13. Outros métodos de abordagem que não os de Marx

No segundo volume do presente trabalho – sua parte principal e positiva -, veremos que a análise dos motivos psicológicos que influenciam o valor de troca levaria a um resultado diferente. Isso foi admitido até por Marx no seu terceiro volume póstumo17. Resta, pois, a prova empírica a prova da experiência factual. O que esta nos revelaria?

14. Cinco exceções factuais negligenciadas por Marx

A experiência mostra que o valor de troca está em relação com a quantidade de trabalho apenas em parte dos bens, e, mesmo nesses, isto só acontece incidentalmente. A relação factual, embora seja muito conhecida em decorrência da obviedade dos fatos em que se baseia, é raramente levada em conta. Todo mundo – inclusive os intelectuais socialistas – concorda que a experiência não confirma inteiramente o princípio do trabalho, Frequentemente encontramos a opinião de que os casos em que a realidade está de acordo com o princípio do trabalho formam a regra geral, e que os casos que contrariam esse princípio são uma exceção bastante insignificante. Essa idéia é muito errônea. Para corrigi-la de uma vez por todas, pretendo reunir as “exceções” que proliferam no início do trabalho, dentro da Economia. Verão que as “exceções” são tão numerosas, que pouco sobra para a “regra”.
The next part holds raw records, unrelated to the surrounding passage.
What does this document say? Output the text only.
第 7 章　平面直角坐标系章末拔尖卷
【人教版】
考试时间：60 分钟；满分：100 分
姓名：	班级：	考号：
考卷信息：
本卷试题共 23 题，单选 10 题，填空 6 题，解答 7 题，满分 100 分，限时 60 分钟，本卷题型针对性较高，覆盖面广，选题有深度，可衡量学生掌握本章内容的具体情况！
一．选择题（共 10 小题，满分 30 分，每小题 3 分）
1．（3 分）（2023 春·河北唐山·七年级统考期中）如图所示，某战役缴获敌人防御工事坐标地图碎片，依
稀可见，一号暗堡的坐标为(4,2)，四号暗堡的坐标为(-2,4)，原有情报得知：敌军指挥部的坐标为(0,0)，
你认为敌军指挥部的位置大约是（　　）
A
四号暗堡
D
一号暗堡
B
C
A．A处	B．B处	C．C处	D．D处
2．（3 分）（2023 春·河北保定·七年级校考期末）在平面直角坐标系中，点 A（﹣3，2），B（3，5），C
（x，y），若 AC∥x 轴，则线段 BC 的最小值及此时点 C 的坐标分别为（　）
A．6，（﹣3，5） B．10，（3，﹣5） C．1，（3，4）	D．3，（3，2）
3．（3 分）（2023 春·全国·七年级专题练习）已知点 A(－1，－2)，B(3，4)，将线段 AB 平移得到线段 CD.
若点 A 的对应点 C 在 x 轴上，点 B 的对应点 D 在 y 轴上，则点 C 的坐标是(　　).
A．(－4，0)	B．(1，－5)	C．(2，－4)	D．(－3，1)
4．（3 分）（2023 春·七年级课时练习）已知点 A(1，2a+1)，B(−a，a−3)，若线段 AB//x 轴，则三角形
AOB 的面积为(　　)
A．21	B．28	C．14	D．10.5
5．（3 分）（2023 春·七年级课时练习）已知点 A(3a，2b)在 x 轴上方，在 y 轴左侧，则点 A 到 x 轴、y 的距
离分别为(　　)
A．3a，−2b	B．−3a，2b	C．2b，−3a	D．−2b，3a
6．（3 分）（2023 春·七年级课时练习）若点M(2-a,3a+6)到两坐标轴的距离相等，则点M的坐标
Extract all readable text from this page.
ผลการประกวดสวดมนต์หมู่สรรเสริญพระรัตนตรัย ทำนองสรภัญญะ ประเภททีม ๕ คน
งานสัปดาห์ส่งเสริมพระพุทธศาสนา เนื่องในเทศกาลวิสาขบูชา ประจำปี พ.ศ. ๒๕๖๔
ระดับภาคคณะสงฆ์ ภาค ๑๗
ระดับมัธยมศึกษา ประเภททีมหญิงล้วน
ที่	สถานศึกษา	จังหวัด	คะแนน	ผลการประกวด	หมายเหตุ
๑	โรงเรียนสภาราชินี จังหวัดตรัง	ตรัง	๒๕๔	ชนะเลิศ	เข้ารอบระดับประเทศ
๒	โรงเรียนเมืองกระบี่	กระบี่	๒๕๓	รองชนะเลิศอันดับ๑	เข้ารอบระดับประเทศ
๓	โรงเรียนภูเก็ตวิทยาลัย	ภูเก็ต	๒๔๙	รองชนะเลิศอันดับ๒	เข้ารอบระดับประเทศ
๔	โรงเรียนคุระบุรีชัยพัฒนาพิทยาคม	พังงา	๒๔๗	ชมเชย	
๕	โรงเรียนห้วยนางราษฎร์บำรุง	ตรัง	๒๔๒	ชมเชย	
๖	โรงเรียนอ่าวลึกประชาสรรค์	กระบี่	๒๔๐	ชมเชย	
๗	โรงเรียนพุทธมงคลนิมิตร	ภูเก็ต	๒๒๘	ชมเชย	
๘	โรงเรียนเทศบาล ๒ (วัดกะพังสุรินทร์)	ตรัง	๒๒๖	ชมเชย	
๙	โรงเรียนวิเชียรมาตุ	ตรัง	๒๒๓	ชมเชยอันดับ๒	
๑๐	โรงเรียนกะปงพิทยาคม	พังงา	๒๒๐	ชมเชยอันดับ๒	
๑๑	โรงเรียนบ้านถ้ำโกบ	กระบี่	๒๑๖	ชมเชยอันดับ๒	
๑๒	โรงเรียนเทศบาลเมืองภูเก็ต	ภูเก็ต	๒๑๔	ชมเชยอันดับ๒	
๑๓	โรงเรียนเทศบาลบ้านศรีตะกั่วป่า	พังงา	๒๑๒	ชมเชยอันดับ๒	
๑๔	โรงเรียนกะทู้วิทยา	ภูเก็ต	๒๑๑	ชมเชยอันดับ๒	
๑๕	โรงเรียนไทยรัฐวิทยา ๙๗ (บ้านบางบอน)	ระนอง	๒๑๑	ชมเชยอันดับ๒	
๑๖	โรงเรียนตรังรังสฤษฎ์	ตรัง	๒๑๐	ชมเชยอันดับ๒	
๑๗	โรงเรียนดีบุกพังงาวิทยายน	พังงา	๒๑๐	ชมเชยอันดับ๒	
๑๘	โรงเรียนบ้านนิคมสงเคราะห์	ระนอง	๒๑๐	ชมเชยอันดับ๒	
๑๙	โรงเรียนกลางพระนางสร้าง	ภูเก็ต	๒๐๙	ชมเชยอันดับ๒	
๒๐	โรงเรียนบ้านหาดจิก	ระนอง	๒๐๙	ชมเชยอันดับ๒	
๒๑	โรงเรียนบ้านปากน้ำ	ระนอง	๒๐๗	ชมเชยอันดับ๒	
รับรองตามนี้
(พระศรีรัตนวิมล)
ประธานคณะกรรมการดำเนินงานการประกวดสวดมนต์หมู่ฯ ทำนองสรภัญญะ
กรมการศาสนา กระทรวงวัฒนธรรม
1) Em primeiro lugar, todos os “bens raros” foram excluídos do princípio do trabalho. Esses são todos os bens que não podem nunca – ou só podem limitadamente – ser reproduzidos em massa, por algum impedimento objetivo ou legal. Ricardo menciona, por exemplo, estátuas e quadros, livros raros, moedas raras, vinhos excelentes, e comenta ainda que esses bens “são apenas uma parte muito pequena dos bens diariamente trocados no mercado”. Se pensarmos que nessa mesma categoria se situam, além da terra, todos os inúmeros bens cuja produção está relacionada à patente de invenção, direitos autorais ou segredo industrial, não se consideraria insignificante a extensão de tais bens.18

2) Todos os bens que não se produzem por trabalho comum, mas qualificado, são considerados como exceção. Embora nos produtos diários de um escultor, de um marceneiro especializado, de um fabricante de violinos. [p. 299], ou de um consultor de máquina etc., não se corporifique mais trabalho do que no produto diário de um simples trabalhador manual, ou de -um operário de fábrica, os produtos dos primeiros frequentemente têm valor de troca mais elevado – às vezes muito mais elevado – que os dos segundos.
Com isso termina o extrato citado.